If beer or vinegar is to be made from it, the milled malt is mashed in hot water to produce a filtered liquid, which is the “wort” of brewers. If the malt is to be used for bread-making, it is not mashed but added directly to the flour. Besides being a direct source of sugar, the malt is able to convert the starch in the flour into sugar, thus doubly providing feed for the yeast and an additional flavour. Most white bread contains little malt, while “Granary” bread is made from a malted meal with whole grains of cracked wheat scattered throughout. There are also sticky malt loaves made from wheat flour and barley malt. Malt can be nutritious, supplying energy, some B vitamins, and minerals.

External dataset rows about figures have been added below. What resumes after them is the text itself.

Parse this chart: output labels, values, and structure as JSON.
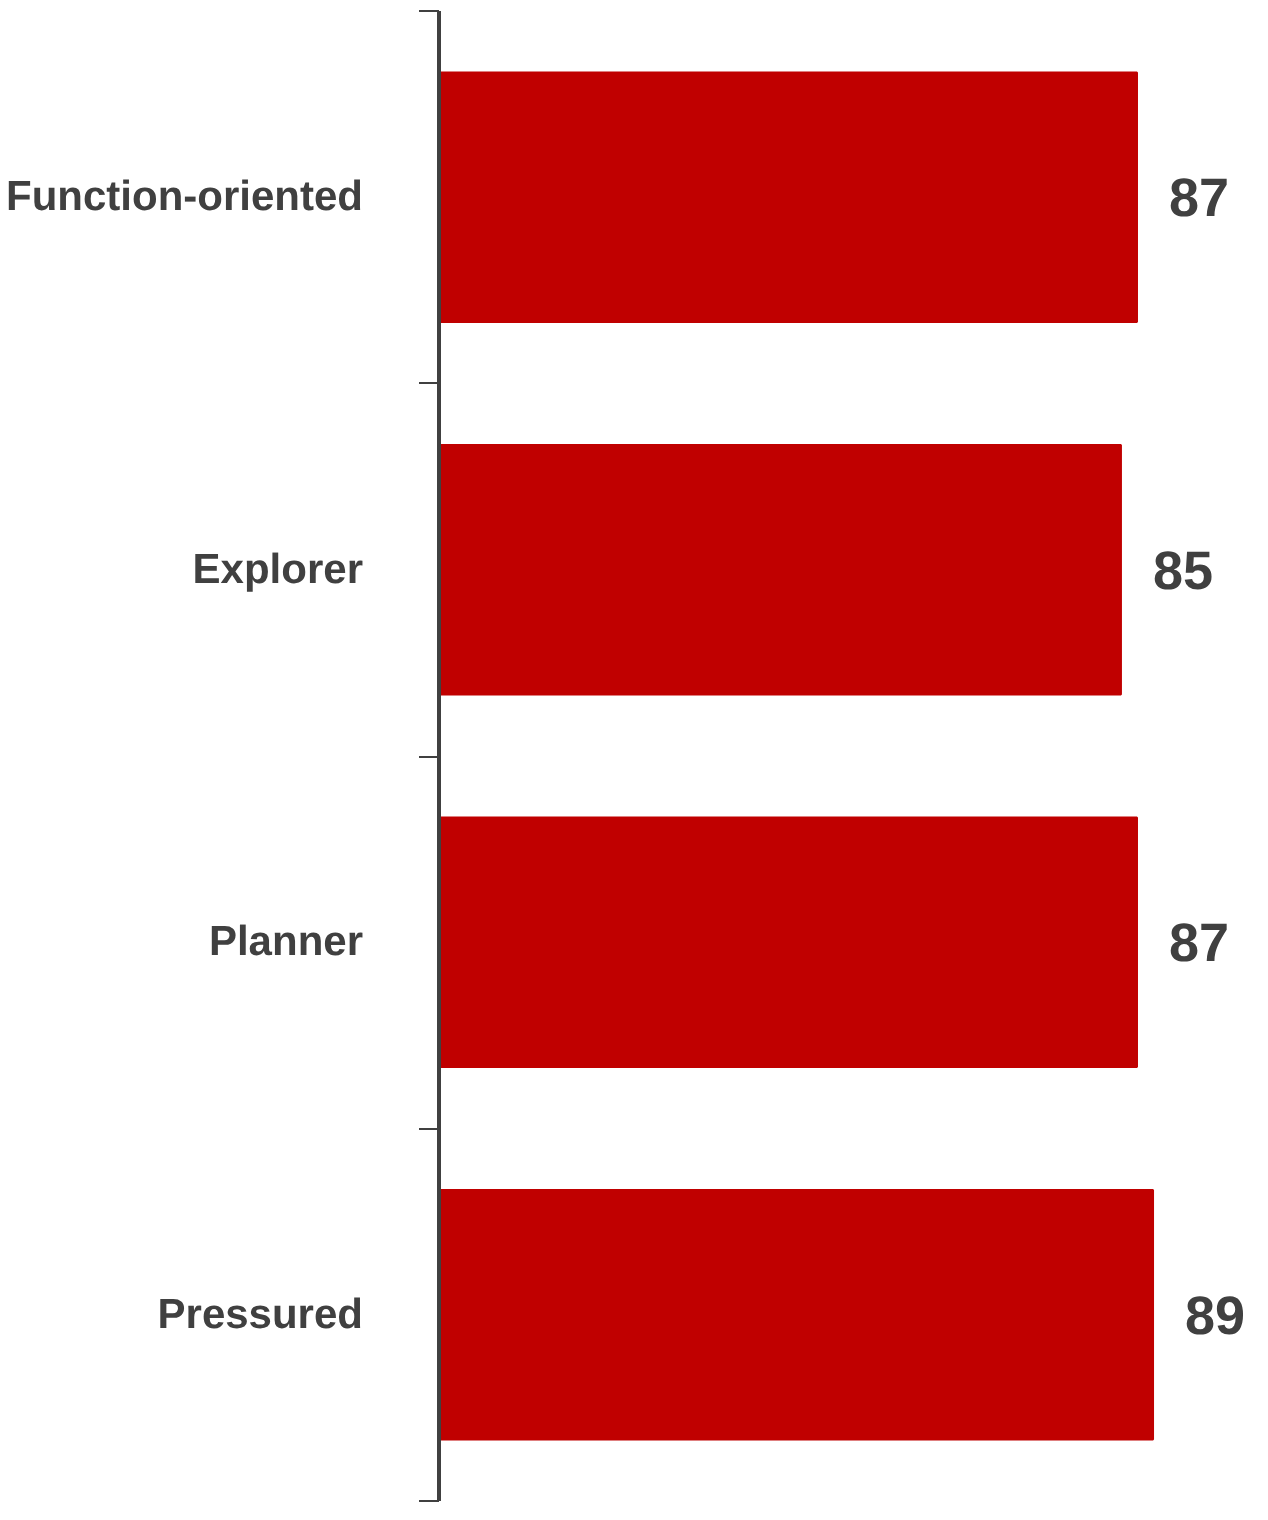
{
  "chart_data": {
    "type": "bar",
    "orientation": "horizontal",
    "categories": [
      "Function-oriented",
      "Explorer",
      "Planner",
      "Pressured"
    ],
    "values": [
      87,
      85,
      87,
      89
    ],
    "color": "#c00000",
    "data_labels": true,
    "tick_labels": "y"
  }
}
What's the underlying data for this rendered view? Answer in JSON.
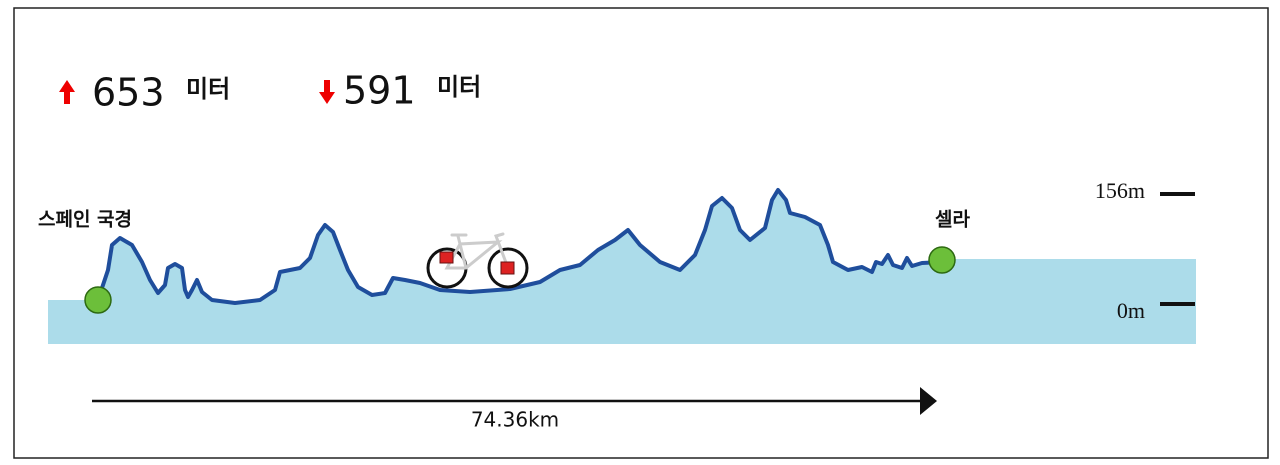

During the 19th century, it was used as a restorative food for invalids and sick children. Malt extract was once thought of as a “health food” but has begun to lose favour. The malt extract is made from the unfermented brewers wort that is evaporated in a partial vacuum, producing a brown, sticky, sweet concentrate. Malted barley cereals are ready-to-eat, and, therefore, have little food value.